In a traditional setup the person hosting the jupyterhub instance has to provide the compute power for all users. This means you have to have enough resources for that Peter Norvig moment, when a large number of users suddenly wants to execute Norvig's latest notebook.

However jupyterhub is extremely modular, so I wrote a replacement for the authentication and process spawning parts that allow jupyterhub to launch the notebooks on computing resources owned by the visitor. If every user brings their own resources, you can never run out. Perfect scalability!

The Code

If you know about carina and jupyterhub already, head stright over to carina-jupyterhub for the code.

Got Carina?

Carina is an easy-to-use, instant on, native container environment made by rackspace. With a few clicks you can create a cluster and then launch docker containers on that cluster.

Once the cluster is running you interact with it via a docker endpoint.

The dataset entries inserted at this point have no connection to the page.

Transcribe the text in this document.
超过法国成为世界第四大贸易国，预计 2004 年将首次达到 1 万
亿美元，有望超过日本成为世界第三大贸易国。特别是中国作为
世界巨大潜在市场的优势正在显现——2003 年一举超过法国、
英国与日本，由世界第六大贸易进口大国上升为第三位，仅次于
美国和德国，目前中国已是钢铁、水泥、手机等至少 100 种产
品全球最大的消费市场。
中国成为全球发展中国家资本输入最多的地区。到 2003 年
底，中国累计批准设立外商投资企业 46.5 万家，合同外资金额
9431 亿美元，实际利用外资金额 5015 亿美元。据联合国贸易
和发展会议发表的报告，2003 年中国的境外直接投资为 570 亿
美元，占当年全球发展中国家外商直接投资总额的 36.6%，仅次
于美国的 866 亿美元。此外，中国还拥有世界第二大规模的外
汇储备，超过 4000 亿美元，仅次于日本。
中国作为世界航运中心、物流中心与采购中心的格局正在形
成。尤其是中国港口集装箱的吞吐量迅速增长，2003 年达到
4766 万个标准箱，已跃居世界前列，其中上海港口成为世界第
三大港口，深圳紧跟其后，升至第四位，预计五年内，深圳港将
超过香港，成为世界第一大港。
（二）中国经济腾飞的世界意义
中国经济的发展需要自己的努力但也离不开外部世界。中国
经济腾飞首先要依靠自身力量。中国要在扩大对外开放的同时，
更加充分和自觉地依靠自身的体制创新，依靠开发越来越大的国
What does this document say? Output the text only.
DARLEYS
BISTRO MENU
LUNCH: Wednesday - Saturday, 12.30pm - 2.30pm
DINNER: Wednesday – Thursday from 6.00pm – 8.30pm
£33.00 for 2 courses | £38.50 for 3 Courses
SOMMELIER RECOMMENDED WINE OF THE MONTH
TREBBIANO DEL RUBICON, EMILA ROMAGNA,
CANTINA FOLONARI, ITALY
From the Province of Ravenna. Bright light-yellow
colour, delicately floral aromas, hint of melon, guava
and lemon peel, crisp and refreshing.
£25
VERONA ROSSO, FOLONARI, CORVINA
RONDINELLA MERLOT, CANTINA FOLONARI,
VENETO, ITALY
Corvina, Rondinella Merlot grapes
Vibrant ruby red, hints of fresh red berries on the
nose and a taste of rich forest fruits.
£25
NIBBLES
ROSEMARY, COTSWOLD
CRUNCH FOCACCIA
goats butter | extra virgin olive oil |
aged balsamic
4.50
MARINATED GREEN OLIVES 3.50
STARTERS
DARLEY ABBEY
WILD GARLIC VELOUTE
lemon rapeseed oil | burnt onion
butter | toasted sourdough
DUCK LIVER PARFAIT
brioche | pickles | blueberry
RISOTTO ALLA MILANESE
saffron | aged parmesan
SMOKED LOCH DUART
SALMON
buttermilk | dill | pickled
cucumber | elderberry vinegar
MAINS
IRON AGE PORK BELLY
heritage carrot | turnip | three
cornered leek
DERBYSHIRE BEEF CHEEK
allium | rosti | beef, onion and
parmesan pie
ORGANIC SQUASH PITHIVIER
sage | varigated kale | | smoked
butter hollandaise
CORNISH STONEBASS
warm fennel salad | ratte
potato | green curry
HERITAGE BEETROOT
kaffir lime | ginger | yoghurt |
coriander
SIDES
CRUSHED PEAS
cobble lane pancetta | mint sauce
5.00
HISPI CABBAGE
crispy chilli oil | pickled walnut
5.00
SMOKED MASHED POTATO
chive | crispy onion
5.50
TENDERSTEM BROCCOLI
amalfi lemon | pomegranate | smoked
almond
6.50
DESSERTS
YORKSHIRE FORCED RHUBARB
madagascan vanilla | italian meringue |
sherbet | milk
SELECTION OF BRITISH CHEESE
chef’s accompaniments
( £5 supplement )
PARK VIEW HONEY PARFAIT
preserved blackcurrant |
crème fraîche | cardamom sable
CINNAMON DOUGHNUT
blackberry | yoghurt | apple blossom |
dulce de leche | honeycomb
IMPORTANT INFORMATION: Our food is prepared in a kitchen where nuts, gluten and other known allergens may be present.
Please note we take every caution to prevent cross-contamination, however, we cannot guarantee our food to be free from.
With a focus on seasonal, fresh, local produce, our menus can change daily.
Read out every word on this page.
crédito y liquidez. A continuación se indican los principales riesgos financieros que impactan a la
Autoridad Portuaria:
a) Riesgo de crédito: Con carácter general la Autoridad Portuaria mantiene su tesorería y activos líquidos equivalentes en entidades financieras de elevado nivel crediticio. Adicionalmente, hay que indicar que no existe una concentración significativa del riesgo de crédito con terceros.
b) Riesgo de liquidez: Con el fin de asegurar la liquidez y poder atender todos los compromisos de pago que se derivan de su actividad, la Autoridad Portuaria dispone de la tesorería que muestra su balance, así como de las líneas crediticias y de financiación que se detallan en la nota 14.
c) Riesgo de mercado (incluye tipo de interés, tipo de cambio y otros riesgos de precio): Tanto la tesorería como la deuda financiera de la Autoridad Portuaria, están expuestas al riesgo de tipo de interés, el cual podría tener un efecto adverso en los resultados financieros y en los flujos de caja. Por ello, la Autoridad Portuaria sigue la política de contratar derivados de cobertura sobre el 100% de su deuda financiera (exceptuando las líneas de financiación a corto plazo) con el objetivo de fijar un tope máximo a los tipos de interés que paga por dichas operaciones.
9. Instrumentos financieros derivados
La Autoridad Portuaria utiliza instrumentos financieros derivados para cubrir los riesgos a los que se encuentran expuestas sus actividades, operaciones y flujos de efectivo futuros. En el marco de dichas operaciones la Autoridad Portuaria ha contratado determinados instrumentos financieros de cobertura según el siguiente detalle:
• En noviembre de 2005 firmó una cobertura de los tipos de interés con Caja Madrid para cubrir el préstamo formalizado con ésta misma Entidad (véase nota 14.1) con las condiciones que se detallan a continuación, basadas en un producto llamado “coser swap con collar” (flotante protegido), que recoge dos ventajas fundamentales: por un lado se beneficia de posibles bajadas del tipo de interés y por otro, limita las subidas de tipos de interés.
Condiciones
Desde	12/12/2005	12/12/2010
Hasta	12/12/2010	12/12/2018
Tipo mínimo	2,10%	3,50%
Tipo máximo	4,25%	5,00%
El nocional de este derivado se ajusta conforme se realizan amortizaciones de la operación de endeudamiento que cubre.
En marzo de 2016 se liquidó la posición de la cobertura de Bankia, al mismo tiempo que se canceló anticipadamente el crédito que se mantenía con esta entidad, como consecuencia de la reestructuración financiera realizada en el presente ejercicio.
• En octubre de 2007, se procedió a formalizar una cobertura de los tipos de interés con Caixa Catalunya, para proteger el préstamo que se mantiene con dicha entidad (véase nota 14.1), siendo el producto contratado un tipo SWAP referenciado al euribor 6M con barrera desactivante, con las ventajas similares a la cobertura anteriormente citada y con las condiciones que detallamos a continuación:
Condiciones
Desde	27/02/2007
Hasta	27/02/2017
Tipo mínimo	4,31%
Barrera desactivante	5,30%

Jupyterhub already has a mechanism for spawning notebooks in docker containers so with a bit of hacking we can use a different docker endpoint for each user.

How do I use it?

When users visit your jupyterhub instance they are greeted by a page asking them to upload their carina credentials and type in a username. The username is used to allow people to launch several notebooks on one cluster if they wish. So maybe it should be a notebook-name instead.

Once we have their credentials jupyterhub can launch the notebook container on that cluster. Hook up a proxy route to it, et voila!

Sign up for a carina account, download the credentials file for your cluster, and head on over to http://172.99.78.68:8000/hub/login to give it a go.

Why?

I have been tinkering a lot recently with differnet approaches to reusing and sharing research code. My current best idea is [project everware][http://everware.xyz]: use a docker container to run your research code and it becomes trivial for others to try it out without ever having to install anything.

Everware provides a way for you to say "launch Tim's code in the cloud and let me try it!". A very similar project is binder. The drawback of both is that the person hosting the everware or binder instance has to provide all the computing power. Which can be quite challenging if you use it for a popular tutorial session, a notebook written by Peter Norvig, or an analysis project based on LHC data.

All these require large amounts of computing, which is a nice way of saying it costs a lot of money. So allowing your users to bring their own computing power is pretty cool. Potentially your users already have access to large amounts of computing via their university or employer. In addition a lot of compute intensive research also processes large amounts of data, so you want to run the computation "close to" the data. Imagine having to transfer a few 100GB across the network each time you launch your code.

In all these scenarios you want your users to be able to bring their own computing power and privileges. carina-jupyterhub is a first attempt at making this possible.

Try it, fork it, star it, tell me what is broken!